Benes Jan, Zatloukal Jan, Simanova Alena, Chytra Ivan, Kasal Eduard
Department of Anaesthesia and Intensive Care Medicine, Charles University Medical School and Teaching Hospital, Alej svobody 80, 304 60 Plzen, Czech Republic.
BMC Anesthesiol. 2014 May 22;14:40. doi: 10.1186/1471-2253-14-40. eCollection 2014.
Perioperative goal directed therapy (GDT) can substantially improve the outcomes of high risk surgical patients as shown by many clinical studies. However, the approach needs initial investment and can increase the already very high staff workload. These economic imperatives may be at least partly responsible for weak adherence to the GDT concept. A few models are available for the evaluation of GDT cost-effectiveness, but studies of real economic data based on a recent clinical trial are lacking. In order to address this we have performed a retrospective analysis of the data from the "Intraoperative fluid optimization using stroke volume variation in high risk surgical patients" trial (ISRCTN95085011).
The health-care payers perspective was used in order to evaluate the perioperative hemodynamic optimization costs. Hospital invoices from all patients included in the trial were extracted. A direct comparison between the study (GDT, N = 60) and control (N = 60) groups was performed. A cost tree was constructed and major cost drivers evaluated.
The trial showed a significant improvement in clinical outcomes for GDT treated patients. The mean cost per patient were lower in the GDT group 2877 ± 2336€ vs. 3371 ± 3238€ in controls, but without reaching a statistical significance (p = 0.596). The mean cost of all items except for intraoperative monitoring and infusions were lower for GDT than control but due to the high variability they all failed to reach statistical significance. Those costs associated with clinical care (68 ± 177€ vs. 212 ± 593€; p = 0.023) and ward stay costs (213 ± 108€ vs. 349 ± 467€; p = 0.082) were the most important differences in favour of the GDT group.
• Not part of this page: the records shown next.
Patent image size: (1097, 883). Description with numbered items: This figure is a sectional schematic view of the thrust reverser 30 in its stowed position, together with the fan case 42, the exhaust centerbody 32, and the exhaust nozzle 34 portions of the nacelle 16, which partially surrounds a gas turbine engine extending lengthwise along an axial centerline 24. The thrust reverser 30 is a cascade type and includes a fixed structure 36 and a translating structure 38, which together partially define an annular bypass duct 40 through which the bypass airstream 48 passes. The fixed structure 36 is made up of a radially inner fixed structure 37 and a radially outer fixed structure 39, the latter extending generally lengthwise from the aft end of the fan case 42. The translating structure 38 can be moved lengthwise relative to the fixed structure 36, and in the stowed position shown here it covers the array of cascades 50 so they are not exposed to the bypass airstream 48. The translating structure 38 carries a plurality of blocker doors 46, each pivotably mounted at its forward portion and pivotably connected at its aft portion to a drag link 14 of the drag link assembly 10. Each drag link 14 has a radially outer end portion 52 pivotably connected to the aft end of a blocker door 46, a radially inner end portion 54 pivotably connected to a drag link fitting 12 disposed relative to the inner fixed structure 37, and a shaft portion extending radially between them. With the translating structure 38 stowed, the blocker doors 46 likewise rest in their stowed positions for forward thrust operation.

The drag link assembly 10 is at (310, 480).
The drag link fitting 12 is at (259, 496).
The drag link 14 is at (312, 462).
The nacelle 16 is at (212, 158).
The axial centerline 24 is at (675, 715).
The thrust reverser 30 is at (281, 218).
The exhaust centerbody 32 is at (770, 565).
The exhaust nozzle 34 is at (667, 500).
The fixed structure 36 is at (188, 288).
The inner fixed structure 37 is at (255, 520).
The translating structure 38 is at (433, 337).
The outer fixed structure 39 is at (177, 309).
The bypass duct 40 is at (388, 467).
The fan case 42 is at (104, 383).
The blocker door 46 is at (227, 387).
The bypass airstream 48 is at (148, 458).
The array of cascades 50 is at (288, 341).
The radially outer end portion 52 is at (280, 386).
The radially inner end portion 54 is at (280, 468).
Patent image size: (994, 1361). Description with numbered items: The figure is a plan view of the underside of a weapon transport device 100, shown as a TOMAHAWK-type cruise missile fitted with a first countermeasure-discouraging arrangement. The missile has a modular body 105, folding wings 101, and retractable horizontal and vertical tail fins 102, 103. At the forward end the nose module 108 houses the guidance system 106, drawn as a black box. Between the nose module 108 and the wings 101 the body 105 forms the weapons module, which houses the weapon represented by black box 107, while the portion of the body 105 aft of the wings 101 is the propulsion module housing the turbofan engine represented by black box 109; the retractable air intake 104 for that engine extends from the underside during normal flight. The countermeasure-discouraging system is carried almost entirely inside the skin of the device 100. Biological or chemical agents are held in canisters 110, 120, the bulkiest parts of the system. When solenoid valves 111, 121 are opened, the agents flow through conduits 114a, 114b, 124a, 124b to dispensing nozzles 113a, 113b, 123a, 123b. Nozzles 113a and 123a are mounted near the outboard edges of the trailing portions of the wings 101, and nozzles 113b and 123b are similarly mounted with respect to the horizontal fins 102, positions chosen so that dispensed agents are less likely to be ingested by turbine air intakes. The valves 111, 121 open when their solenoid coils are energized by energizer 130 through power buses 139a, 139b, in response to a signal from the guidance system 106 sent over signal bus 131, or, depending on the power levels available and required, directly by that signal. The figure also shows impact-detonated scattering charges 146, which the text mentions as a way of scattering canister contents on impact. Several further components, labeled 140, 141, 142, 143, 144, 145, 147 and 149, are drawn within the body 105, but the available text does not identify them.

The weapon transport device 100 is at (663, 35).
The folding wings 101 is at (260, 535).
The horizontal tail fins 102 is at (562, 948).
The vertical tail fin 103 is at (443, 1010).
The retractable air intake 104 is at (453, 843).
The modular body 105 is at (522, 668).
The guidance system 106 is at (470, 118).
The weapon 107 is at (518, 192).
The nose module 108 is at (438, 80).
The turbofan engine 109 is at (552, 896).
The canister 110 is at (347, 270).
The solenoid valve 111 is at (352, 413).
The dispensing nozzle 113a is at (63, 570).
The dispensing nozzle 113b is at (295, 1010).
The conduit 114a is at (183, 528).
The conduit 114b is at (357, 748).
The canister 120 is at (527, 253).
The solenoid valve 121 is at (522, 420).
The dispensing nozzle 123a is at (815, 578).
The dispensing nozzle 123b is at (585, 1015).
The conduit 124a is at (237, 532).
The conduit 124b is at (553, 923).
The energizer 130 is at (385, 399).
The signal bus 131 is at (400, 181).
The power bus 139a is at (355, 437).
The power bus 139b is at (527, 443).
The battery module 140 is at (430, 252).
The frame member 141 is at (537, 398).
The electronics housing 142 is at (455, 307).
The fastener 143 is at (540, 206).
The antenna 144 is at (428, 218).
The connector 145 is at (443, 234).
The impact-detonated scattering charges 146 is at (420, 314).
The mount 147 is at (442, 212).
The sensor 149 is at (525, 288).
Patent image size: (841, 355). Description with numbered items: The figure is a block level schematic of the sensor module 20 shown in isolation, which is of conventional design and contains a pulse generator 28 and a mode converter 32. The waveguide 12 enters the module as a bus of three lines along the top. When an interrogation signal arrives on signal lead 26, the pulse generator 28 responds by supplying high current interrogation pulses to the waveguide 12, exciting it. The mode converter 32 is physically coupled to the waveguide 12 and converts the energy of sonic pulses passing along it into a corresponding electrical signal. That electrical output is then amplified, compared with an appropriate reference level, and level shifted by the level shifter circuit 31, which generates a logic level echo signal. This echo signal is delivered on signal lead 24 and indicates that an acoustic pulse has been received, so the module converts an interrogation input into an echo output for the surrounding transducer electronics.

Intraoperative fluid optimization with the use of stroke volume variation and Vigileo/FloTrac system showed not only a substantial improvement of morbidity, but was associated with an economic benefit. The cost-savings observed in the overall costs of postoperative care trend to offset the investment needed to run the GDT strategy and intraoperative monitoring.
ISRCTN95085011.
围手术期目标导向治疗(GDT)已被多项临床研究证明可显著改善高危手术患者的预后。然而,该方法需要初始投资,且会增加本就很高的医护工作量。这些经济因素可能至少部分导致了对GDT理念的依从性较差。目前有一些模型可用于评估GDT的成本效益,但缺乏基于近期临床试验的真实经济数据研究。为解决这一问题,我们对“高危手术患者术中利用每搏量变异进行液体优化”试验(ISRCTN95085011)的数据进行了回顾性分析。
采用医疗保健支付方的视角来评估围手术期血流动力学优化成本。提取了该试验中所有患者的医院发票。对研究组(GDT,N = 60)和对照组(N = 60)进行了直接比较。构建了成本树并评估了主要成本驱动因素。
该试验表明GDT治疗的患者临床结局有显著改善。GDT组患者的人均成本较低,为2877 ± 2336欧元,而对照组为3371 ± 3238欧元,但未达到统计学显著性(p = 0.596)。除术中监测和输液外,GDT组所有项目的平均成本均低于对照组,但由于变异性较大,均未达到统计学显著性。与临床护理相关的成本(68 ± 177欧元 vs. 212 ± 593欧元;p = 0.023)和病房停留成本(213 ± 108欧元 vs. 349 ± 467欧元;p = 0.082)是有利于GDT组的最重要差异。
术中利用每搏量变异和Vigileo/FloTrac系统进行液体优化不仅显著改善了发病率,还带来了经济效益。术后护理总成本中观察到的成本节约趋势抵消了实施GDT策略和术中监测所需的投资。
ISRCTN95085011。